El ambiente en la estación de Sants era de gran confusión y crispación. Aunque las pantallas y la megafonía seguían anunciando las próximas salidas, las puertas de acceso a los andenes estuvieron cerradas durante un tiempo, impidiendo la entrada de los usuarios. Esta situación generó la acumulación de decenas de personas a la espera, con mensajes contradictorios sobre el estado de un servicio que funcionaba de manera inestable.
“"Pido fiabilidad, si el tren funciona, perfecto, si no, que pongan medidas alternativas, si no, no podemos tomar decisiones."
Los testimonios de los usuarios reflejan la gravedad de la situación.
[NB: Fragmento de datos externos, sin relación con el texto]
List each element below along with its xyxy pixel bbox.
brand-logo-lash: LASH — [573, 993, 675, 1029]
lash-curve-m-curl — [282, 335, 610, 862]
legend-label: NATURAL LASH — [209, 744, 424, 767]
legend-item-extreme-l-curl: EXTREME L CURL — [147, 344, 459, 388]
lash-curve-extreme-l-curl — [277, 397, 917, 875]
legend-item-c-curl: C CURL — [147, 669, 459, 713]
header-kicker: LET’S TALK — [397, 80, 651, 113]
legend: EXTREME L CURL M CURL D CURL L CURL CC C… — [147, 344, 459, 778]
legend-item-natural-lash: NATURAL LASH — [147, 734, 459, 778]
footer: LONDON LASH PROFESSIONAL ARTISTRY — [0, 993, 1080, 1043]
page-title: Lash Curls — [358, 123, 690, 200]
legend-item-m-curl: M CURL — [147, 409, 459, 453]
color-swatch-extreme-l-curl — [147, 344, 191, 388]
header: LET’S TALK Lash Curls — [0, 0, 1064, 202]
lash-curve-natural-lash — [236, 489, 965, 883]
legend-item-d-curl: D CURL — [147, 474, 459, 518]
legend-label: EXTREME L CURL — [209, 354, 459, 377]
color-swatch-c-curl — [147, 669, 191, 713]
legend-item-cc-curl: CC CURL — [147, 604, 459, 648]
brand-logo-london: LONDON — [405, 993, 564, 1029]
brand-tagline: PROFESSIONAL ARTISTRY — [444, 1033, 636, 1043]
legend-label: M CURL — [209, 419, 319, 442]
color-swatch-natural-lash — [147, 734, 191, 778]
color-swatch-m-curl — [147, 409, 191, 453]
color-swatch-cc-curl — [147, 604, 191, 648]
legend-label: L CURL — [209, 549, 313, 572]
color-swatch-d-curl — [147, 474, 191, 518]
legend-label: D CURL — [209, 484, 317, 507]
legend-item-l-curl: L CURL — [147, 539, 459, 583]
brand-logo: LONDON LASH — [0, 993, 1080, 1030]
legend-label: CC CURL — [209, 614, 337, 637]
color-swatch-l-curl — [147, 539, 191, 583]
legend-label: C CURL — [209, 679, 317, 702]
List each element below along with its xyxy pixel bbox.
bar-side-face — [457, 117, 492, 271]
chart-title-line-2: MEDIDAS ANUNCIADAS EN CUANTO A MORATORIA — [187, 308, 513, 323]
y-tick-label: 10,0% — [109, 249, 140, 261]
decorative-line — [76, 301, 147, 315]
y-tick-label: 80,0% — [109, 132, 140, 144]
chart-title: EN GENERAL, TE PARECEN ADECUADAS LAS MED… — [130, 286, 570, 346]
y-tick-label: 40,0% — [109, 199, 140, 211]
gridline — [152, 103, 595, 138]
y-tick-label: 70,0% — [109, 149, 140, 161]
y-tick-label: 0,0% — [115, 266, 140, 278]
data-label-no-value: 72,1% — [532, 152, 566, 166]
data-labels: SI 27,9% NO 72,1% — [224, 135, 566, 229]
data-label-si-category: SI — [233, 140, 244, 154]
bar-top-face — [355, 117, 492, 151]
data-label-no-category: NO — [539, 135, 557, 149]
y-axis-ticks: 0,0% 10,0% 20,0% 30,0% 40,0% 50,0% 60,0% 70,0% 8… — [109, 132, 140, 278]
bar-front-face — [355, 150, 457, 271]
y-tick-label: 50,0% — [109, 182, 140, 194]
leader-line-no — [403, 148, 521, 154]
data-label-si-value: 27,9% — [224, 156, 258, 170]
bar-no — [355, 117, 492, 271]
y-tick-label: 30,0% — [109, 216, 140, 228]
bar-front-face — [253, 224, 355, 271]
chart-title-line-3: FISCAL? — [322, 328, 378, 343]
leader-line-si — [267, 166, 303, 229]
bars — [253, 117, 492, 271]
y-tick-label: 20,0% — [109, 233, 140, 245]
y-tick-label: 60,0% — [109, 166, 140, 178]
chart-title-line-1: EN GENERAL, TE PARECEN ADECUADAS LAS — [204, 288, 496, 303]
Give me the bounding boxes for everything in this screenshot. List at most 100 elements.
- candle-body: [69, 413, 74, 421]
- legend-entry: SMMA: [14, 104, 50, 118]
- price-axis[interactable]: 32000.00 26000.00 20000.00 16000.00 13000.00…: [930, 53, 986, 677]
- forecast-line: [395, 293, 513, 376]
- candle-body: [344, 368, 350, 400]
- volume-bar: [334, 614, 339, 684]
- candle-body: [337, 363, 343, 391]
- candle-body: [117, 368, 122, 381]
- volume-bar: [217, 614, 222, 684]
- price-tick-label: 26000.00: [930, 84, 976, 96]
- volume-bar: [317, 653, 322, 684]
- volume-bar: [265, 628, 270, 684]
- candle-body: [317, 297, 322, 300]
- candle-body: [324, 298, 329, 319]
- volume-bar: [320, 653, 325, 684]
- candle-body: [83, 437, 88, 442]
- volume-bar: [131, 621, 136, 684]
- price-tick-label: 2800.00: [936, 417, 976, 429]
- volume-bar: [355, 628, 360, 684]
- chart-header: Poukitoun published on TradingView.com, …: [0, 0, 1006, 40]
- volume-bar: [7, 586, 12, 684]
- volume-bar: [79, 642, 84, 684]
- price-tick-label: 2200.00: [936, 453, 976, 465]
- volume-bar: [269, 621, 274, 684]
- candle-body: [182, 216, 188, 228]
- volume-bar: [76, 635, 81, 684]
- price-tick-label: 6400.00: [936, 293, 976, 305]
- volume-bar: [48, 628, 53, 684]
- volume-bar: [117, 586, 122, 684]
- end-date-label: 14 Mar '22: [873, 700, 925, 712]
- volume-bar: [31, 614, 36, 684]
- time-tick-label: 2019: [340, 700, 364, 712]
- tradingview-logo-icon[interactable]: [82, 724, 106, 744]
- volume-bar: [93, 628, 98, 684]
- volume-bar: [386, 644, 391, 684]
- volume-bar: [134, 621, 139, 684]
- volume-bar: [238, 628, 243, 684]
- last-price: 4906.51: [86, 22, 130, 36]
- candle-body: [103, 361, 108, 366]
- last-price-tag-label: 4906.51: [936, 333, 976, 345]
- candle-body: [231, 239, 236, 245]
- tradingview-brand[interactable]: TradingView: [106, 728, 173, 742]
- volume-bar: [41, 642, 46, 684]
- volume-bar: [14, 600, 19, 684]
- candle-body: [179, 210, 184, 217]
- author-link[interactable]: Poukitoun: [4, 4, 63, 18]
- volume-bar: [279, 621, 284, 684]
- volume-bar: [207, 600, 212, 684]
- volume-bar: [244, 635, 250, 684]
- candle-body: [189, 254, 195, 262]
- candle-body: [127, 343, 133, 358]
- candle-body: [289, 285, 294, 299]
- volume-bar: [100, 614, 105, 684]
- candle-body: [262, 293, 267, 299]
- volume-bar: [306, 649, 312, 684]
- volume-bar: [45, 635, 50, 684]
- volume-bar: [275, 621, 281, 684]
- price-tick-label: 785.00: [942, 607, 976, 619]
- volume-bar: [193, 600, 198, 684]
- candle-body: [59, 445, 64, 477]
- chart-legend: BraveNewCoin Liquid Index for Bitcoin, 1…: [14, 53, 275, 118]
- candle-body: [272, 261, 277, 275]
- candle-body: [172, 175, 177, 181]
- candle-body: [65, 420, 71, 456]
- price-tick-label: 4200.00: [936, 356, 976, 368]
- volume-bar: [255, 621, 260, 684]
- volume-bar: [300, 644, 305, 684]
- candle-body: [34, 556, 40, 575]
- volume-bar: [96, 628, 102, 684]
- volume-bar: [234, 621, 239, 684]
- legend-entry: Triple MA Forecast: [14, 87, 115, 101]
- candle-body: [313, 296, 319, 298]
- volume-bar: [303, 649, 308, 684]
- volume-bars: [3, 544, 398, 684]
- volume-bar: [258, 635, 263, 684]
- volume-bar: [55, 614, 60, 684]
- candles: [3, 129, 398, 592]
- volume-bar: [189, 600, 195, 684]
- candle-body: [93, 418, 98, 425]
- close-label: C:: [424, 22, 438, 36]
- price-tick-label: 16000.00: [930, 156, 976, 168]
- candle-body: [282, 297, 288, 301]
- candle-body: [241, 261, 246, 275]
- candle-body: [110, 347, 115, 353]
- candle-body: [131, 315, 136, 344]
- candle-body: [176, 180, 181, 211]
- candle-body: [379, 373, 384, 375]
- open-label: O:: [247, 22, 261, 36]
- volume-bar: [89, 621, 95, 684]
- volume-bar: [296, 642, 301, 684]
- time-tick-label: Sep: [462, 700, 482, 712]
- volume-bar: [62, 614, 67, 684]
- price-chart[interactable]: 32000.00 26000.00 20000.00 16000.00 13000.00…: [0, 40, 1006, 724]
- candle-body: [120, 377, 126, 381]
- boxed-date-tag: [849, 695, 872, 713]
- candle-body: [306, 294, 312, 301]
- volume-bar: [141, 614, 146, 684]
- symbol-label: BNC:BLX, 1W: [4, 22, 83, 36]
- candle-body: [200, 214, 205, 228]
Una pasajera, La Mar, que esperaba el tren con destino a Reus, tuvo que esperar casi media hora más de lo previsto. Otra usuaria, Laura Bataller, relató a TV3 que su tren, salido de Tarragona, estuvo paralizado en Sitges durante horas. Incluso la alta velocidad se vio afectada: La Carolina, que debía tomar el AVE de Girona a Barcelona, llegó con una hora de retraso.
“"No entiendo muy bien qué está pasando. Solo espero llegar puntual a la cita que tengo en el consulado."
La confusión se agravó por la cronología de las averías. Después de que el servicio se recuperara parcialmente a las 7.05 horas, el portavoz de Renfe, Antonio Carmona, anunció la resolución de la incidencia técnica en el centro de control de Adif. Sin embargo, solo 10 minutos después, Renfe informó que la incidencia se había reproducido, suspendiendo la circulación de trenes hasta las 7.44 horas, momento en el que se reanudó definitivamente.